Among 13 members of the multidrug resistance protein (MRP) family, MRP1–MRP9 are the primary transporters contributing to multidrug resistance by obstructing chemotherapy uptake by cancer cells.56 Because of its relationship with MRP1, LPXN may serve as a therapeutic target for drug resistance and enhance drug sensitivity.

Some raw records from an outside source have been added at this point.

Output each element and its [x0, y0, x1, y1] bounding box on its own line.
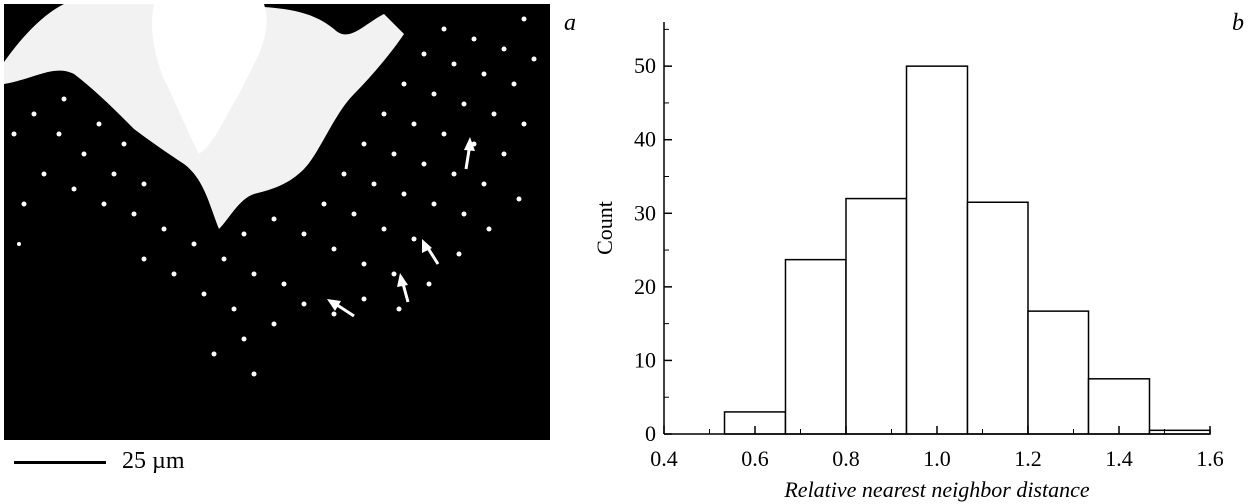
- y-tick-label: 30: [634, 200, 656, 225]
- scale-bar: [14, 461, 106, 464]
- y-tick-label: 40: [634, 127, 656, 152]
- histogram-bar: [845, 197, 908, 435]
- bars-layer: [723, 65, 1211, 435]
- x-tick-label: 0.4: [650, 446, 678, 471]
- x-tick-label: 1.2: [1014, 446, 1042, 471]
- micrograph-image: [4, 4, 550, 440]
- y-tick-label: 50: [634, 53, 656, 78]
- x-tick-label: 0.6: [741, 446, 769, 471]
- axes-layer: [663, 22, 1211, 435]
- histogram-bar: [1087, 378, 1151, 435]
- histogram-bar: [966, 201, 1029, 435]
- histogram-bar: [1027, 310, 1090, 435]
- y-tick-label: 20: [634, 274, 656, 299]
- panel-letter-a: a: [564, 10, 576, 36]
- x-tick-label: 1.4: [1105, 446, 1133, 471]
- histogram-bar: [905, 65, 969, 435]
- scale-bar-label: 25 µm: [122, 448, 185, 474]
- y-tick-label: 10: [634, 347, 656, 372]
- x-tick-label: 1.6: [1196, 446, 1224, 471]
- panel-letter-b: b: [1232, 10, 1244, 36]
- histogram-bar: [784, 258, 847, 435]
- x-tick-label: 0.8: [832, 446, 860, 471]
- y-axis-title: Count: [592, 201, 617, 255]
- labels-layer: 0.4 0.6 0.8 1.0 1.2 1.4 1.6 0 10 20 30 40 50: [634, 53, 1224, 471]
- x-tick-label: 1.0: [923, 446, 951, 471]
- y-tick-label: 0: [645, 421, 656, 446]
- x-axis-title: Relative nearest neighbor distance: [783, 477, 1090, 502]
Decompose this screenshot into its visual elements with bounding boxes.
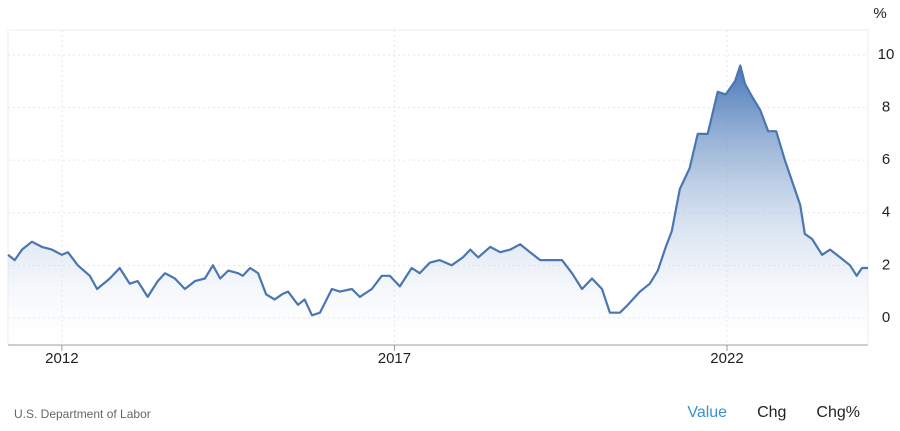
x-tick-label: 2017 (378, 350, 411, 367)
y-tick-label: 10 (878, 46, 895, 63)
y-tick-label: 4 (882, 204, 890, 221)
y-tick-label: 8 (882, 99, 890, 116)
control-button[interactable]: Chg% (816, 404, 860, 421)
y-tick-label: 0 (882, 309, 890, 326)
controls: Value Chg Chg% (687, 404, 860, 422)
area (8, 65, 868, 345)
x-tick-label: 2022 (710, 350, 743, 367)
y-tick-label: 2 (882, 256, 890, 273)
line (7, 64, 868, 317)
chart: % 0 2 4 6 8 10 2012 2017 2022 (7, 5, 895, 367)
y-tick-label: 6 (882, 151, 890, 168)
control-button[interactable]: Value (687, 404, 728, 421)
y-axis-label: % (873, 5, 886, 22)
x-tick-label: 2012 (45, 350, 78, 367)
control-button[interactable]: Chg (757, 404, 787, 421)
source: U.S. Department of Labor (14, 407, 151, 421)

Our investigation remains subject to certain limitations. As a preliminary exploration of the correlation between LPXN and ESCC, this study suffers from a scarcity of related reference publications. Moreover, China presents a high prevalence of ESCC, principally ESCC, while Western countries observe a higher incidence of esophagogastric junction adenocarcinoma. Consequently, current leading databases provide few ESCC cases, and some instances lack comprehensive clinical data, impeding our ability to gather adequate cases for data scrutiny and reciprocal verification. For instance, when employing the GEPIA database to validate LPXN's differential expression in ESCC, we included several esophageal adenocarcinoma cases. Additionally, a dearth of clinical information precluded disease-free survival analysis from our survival examination. To address these shortcomings, we executed numerous experimental authentications of LPXN's biological role in ESCC using clinical specimens. Of note is the absence of any relevant mechanisms pertaining to LPXN's predicted function in ESCC within our study. Future investigations should aim to further classify LPXN's mechanism and cellular functions in ESCC. The relationship between ESCC, immune cell infiltration, and immune checkpoints offers novel insights into additional potential roles for LPXN in ESCC treatment, albeit necessitating further experimental verification. The factor of controversy surrounding the selection of suitable biological matrices for potential biomarker exploration, considering both tissue-based and liquid biopsy samples, presents as diffuse and broadly agreed-upon biological specimens for routine practice. Notwithstanding, a significant strength lies in the technical methodologies employed in identifying molecular alterations of LPXN. This study underscores LPXN's potential part in fostering cancer and its mechanism in ESCC development. Nevertheless, the prospect of utilizing LPXN as a tumor marker to forecast the disease remains uncertain. Its specificity, sensitivity, and the need for clinical detection kits mandate additional research.